Quant au pétrole, c’est un nouvel ouragan, Rita, qui vient remonter ses cours, jusqu’à toucher un nouveau plus haut à 68,27 dollars, et terminer à 66,80 dollars. La Bourse de Paris suit le mouvement, sans même chercher à faire illusion malgré sa bonne tenue la veille qui lui a pourtant permis d’afficher son plus haut de l’année. Le CAC40 plonge de -1,41% à 4.468,06 points. L’indice repasse sous la barre des 4500 points. La Bourse de New York termine sur une nouvelle et forte baisse. En plus de Fed, le marché américain plie sous la crainte d’un nouvel ouragan, Rita. Le Dow Jones recule de -0,99% à 10.378,03 points, et le Nasdaq de -1,16% à 2.106,64 points. Le STMicroelectronics perd -2,66%, Thomson -2,63%, Steria -2,38%, Alcatel -2,14%, Infogrames -1,97%, Atos Origin -1,62%, Altran -0,94%, Capgemini -0,90%. Quelques progressions, cependant : Soitec 1,21%, Sopra Group 1,14%, Alten 0,60%. Le groupe de monétique Ingenico bondit de 6,67% sur son optimisme.

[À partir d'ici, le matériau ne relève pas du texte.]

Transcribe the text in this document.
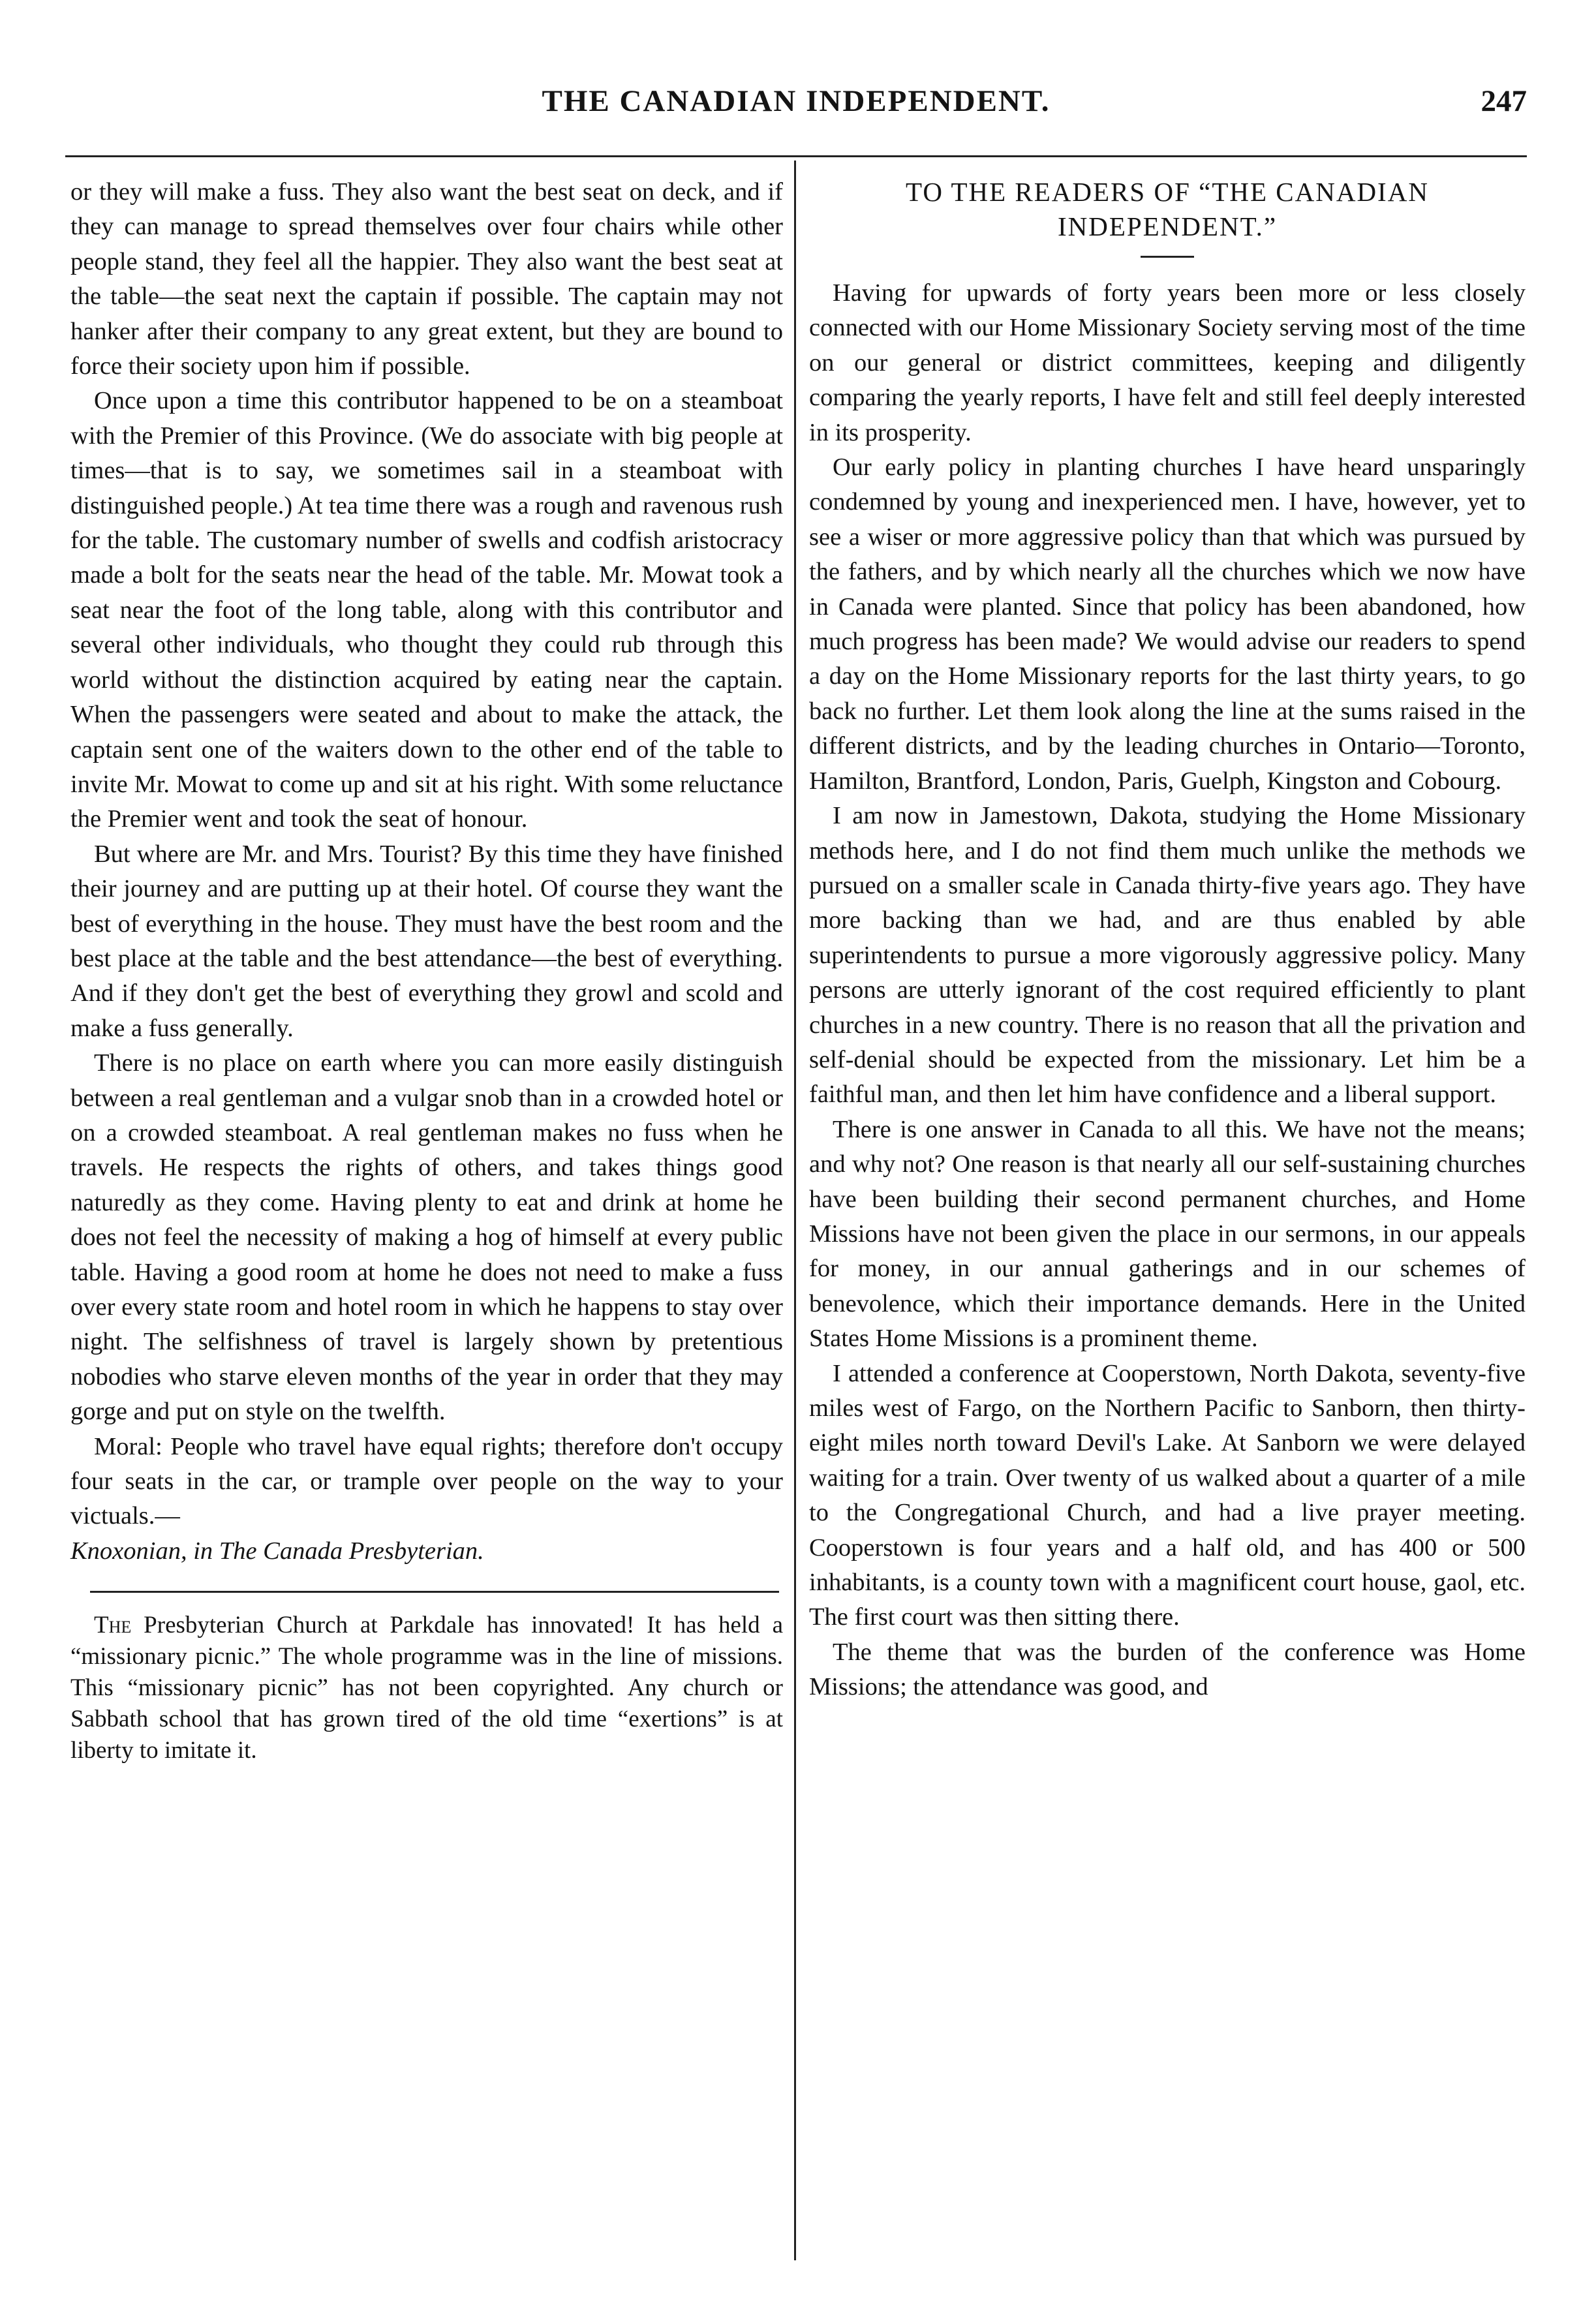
THE CANADIAN INDEPENDENT.	247

or they will make a fuss. They also want the best seat on deck, and if they can manage to spread themselves over four chairs while other people stand, they feel all the happier. They also want the best seat at the table—the seat next the captain if possible. The captain may not hanker after their company to any great extent, but they are bound to force their society upon him if possible.

Once upon a time this contributor happened to be on a steamboat with the Premier of this Province. (We do associate with big people at times—that is to say, we sometimes sail in a steamboat with distinguished people.) At tea time there was a rough and ravenous rush for the table. The customary number of swells and codfish aristocracy made a bolt for the seats near the head of the table. Mr. Mowat took a seat near the foot of the long table, along with this contributor and several other individuals, who thought they could rub through this world without the distinction acquired by eating near the captain. When the passengers were seated and about to make the attack, the captain sent one of the waiters down to the other end of the table to invite Mr. Mowat to come up and sit at his right. With some reluctance the Premier went and took the seat of honour.

But where are Mr. and Mrs. Tourist? By this time they have finished their journey and are putting up at their hotel. Of course they want the best of everything in the house. They must have the best room and the best place at the table and the best attendance—the best of everything. And if they don't get the best of everything they growl and scold and make a fuss generally.

There is no place on earth where you can more easily distinguish between a real gentleman and a vulgar snob than in a crowded hotel or on a crowded steamboat. A real gentleman makes no fuss when he travels. He respects the rights of others, and takes things good naturedly as they come. Having plenty to eat and drink at home he does not feel the necessity of making a hog of himself at every public table. Having a good room at home he does not need to make a fuss over every state room and hotel room in which he happens to stay over night. The selfishness of travel is largely shown by pretentious nobodies who starve eleven months of the year in order that they may gorge and put on style on the twelfth.

Moral: People who travel have equal rights; therefore don't occupy four seats in the car, or trample over people on the way to your victuals.—

Knoxonian, in The Canada Presbyterian.

The Presbyterian Church at Parkdale has innovated! It has held a “missionary picnic.” The whole programme was in the line of missions. This “missionary picnic” has not been copyrighted. Any church or Sabbath school that has grown tired of the old time “exertions” is at liberty to imitate it.

TO THE READERS OF “THE CANADIAN INDEPENDENT.”

Having for upwards of forty years been more or less closely connected with our Home Missionary Society serving most of the time on our general or district committees, keeping and diligently comparing the yearly reports, I have felt and still feel deeply interested in its prosperity.

Our early policy in planting churches I have heard unsparingly condemned by young and inexperienced men. I have, however, yet to see a wiser or more aggressive policy than that which was pursued by the fathers, and by which nearly all the churches which we now have in Canada were planted. Since that policy has been abandoned, how much progress has been made? We would advise our readers to spend a day on the Home Missionary reports for the last thirty years, to go back no further. Let them look along the line at the sums raised in the different districts, and by the leading churches in Ontario—Toronto, Hamilton, Brantford, London, Paris, Guelph, Kingston and Cobourg.

I am now in Jamestown, Dakota, studying the Home Missionary methods here, and I do not find them much unlike the methods we pursued on a smaller scale in Canada thirty-five years ago. They have more backing than we had, and are thus enabled by able superintendents to pursue a more vigorously aggressive policy. Many persons are utterly ignorant of the cost required efficiently to plant churches in a new country. There is no reason that all the privation and self-denial should be expected from the missionary. Let him be a faithful man, and then let him have confidence and a liberal support.

There is one answer in Canada to all this. We have not the means; and why not? One reason is that nearly all our self-sustaining churches have been building their second permanent churches, and Home Missions have not been given the place in our sermons, in our appeals for money, in our annual gatherings and in our schemes of benevolence, which their importance demands. Here in the United States Home Missions is a prominent theme.

I attended a conference at Cooperstown, North Dakota, seventy-five miles west of Fargo, on the Northern Pacific to Sanborn, then thirty-eight miles north toward Devil's Lake. At Sanborn we were delayed waiting for a train. Over twenty of us walked about a quarter of a mile to the Congregational Church, and had a live prayer meeting. Cooperstown is four years and a half old, and has 400 or 500 inhabitants, is a county town with a magnificent court house, gaol, etc. The first court was then sitting there.

The theme that was the burden of the conference was Home Missions; the attendance was good, and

Pourtant, la publication des résultats du groupe n’a rien de réjouissant, avec une perte semestrielle de 27,6 millions d’euros, contre un bénéfice de 2,9 millions un an plus tôt. Si le chiffre d’affaires progresse de 0,9% à 207,4 millions d’euros, son résultat d’exploitation recule de 86,9% mais reste positif à 1,1 million. Mais face à ce repli généralisé, le groupe reste optimiste, et annonce qu’il redressera la barre dans les trois années à venir. Yves Guillemot, président d’UbiSoft, a déclaré aux Echos que son groupe n’est pas à l’abri d’une action hostile de l’américain Electronic Arts, qui possède déjà un peut moins de 20% du capital de l’éditeur du jeux vidéo. Le titre fait l’objet d’un rebond spéculatif de 1,36%. La banque d’affaires Merrill Lynch souffle le chaud et le froid sur les semiconducteurs : – elle relève sa recommandation sur Intel, rappelant sa valorisation attractive. Le titre, sur un marché à tendance baissière, surnage et progresse symboliquement de 0,08% ; – à l’inverse, elle abaisse sa recommandation sur AMD (Advanced Micro Devices), remarquant que malgré son avance technologique acquise ces derniers mois sur le géant Intel, le fondeur ne gagne pas de parts de marché sur son concurrent sur les marchés de masse, PC de bureau et portables. Le titre plonge de -3,91%.